Hubo una larga pausa, en la que Tasslehoff se concentró en hondas meditaciones. Al rato, con el ceño fruncido, manifestó sus resquemores.

—El guerrero nunca me confiará ese artilugio, fiel a la promesa que hizo a Par-Salian de protegerlo con su vida. Lo somete a una estrecha vigilancia y, cuando debe ausentarse, lo guarda bajo llave en un baúl.
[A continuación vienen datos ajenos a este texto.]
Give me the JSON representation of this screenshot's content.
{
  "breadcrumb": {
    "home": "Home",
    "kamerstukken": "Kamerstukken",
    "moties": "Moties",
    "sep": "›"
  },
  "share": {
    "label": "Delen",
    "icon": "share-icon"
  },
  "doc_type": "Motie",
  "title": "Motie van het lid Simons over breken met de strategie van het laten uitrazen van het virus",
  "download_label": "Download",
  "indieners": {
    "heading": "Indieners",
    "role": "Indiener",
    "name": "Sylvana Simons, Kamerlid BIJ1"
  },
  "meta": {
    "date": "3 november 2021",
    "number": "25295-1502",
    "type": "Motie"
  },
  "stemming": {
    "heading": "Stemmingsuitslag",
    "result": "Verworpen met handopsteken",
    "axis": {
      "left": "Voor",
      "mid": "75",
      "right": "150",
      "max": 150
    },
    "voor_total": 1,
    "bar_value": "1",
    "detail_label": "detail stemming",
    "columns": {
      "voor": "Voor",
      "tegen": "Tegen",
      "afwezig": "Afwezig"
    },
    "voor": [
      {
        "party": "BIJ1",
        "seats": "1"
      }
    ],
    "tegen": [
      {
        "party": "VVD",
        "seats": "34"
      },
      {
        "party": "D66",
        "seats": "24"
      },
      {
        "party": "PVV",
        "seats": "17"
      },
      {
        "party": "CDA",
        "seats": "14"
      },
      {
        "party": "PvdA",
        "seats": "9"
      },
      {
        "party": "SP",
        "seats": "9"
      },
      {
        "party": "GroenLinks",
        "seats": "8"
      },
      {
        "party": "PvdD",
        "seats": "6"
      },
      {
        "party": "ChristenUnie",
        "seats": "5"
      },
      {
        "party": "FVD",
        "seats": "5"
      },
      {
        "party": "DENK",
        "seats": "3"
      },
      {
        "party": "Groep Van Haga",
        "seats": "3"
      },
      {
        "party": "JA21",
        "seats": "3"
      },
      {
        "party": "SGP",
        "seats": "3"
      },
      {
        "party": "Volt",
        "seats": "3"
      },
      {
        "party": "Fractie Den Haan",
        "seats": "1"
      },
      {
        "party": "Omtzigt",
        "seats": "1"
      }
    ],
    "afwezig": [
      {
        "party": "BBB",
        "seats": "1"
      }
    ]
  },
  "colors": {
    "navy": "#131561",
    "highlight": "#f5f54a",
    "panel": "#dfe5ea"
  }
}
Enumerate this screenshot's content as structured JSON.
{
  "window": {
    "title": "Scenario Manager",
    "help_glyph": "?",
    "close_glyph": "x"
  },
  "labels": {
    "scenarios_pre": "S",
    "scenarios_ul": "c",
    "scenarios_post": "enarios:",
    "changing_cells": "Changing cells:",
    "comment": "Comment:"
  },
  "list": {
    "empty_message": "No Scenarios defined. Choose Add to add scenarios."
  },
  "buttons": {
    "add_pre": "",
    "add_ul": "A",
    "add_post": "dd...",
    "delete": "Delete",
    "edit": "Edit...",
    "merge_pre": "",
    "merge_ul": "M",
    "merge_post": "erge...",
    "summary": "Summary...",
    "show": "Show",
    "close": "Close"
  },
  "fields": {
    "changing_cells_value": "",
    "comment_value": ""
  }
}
Si le cuento para qué lo quiero no me creerá, no consentirá en desprenderse de algo tan sagrado.

—No es necesario que se lo pidas abiertamente —sugirió Raistlin—. El día del Cataclismo coincide con la confrontación final en la arena, de modo que si el ingenio desaparece durante unas horas no lo notará.

—¡Eso sería robar! —se indignó el kender.

—Digamos más bien que te limitarías a tomarlo prestado —lo corrigió el mago, retorcidos sus labios en una mueca socarrona—. ¡La causa lo merece! Caramon no se disgustará, al contrario, se sentirá orgulloso de ti. Le conozco, hemos compartido muchos avatares.

—Tienes razón —comprendió Tas con una llama de júbilo en los ojos—. Me convertiré en un héroe, más ensalzado que Kronin Thistleknot. ¿Cómo aprenderé el manejo del objeto mágico?

—Te daré instrucciones —ofreció Raistlin, acosado por un nuevo ataque de tos—. Vuelve dentro de tres días, ahora debes irte para que pueda reposar.

—Por supuesto —obedeció el kender, avanzando hacia la puerta. Preso de una nueva vacilación, se detuvo en el dintel y se disculpó—: No te he traído ningún obsequio para conmemorar las fiestas.

—Te equivocas, acabas de hacerme un presente de incalculable valor. Gracias.

—¿De verdad? —El hombrecillo no daba crédito a sus oídos—. Supongo que te refieres a mi designio de impedir el Cataclismo. Carece de importancia, en realidad…

De pronto, se encontró en medio del jardín, hablando a los rosales junto a un atónito clérigo que, tras ver cómo se materializaba en el linde del camino, le miraba desconcertado.

—¡Por la barba del gran Reorx! —se admiró Tasslehoff—. ¡Cuánto me gustaría ser capaz de obrar estos prodigios!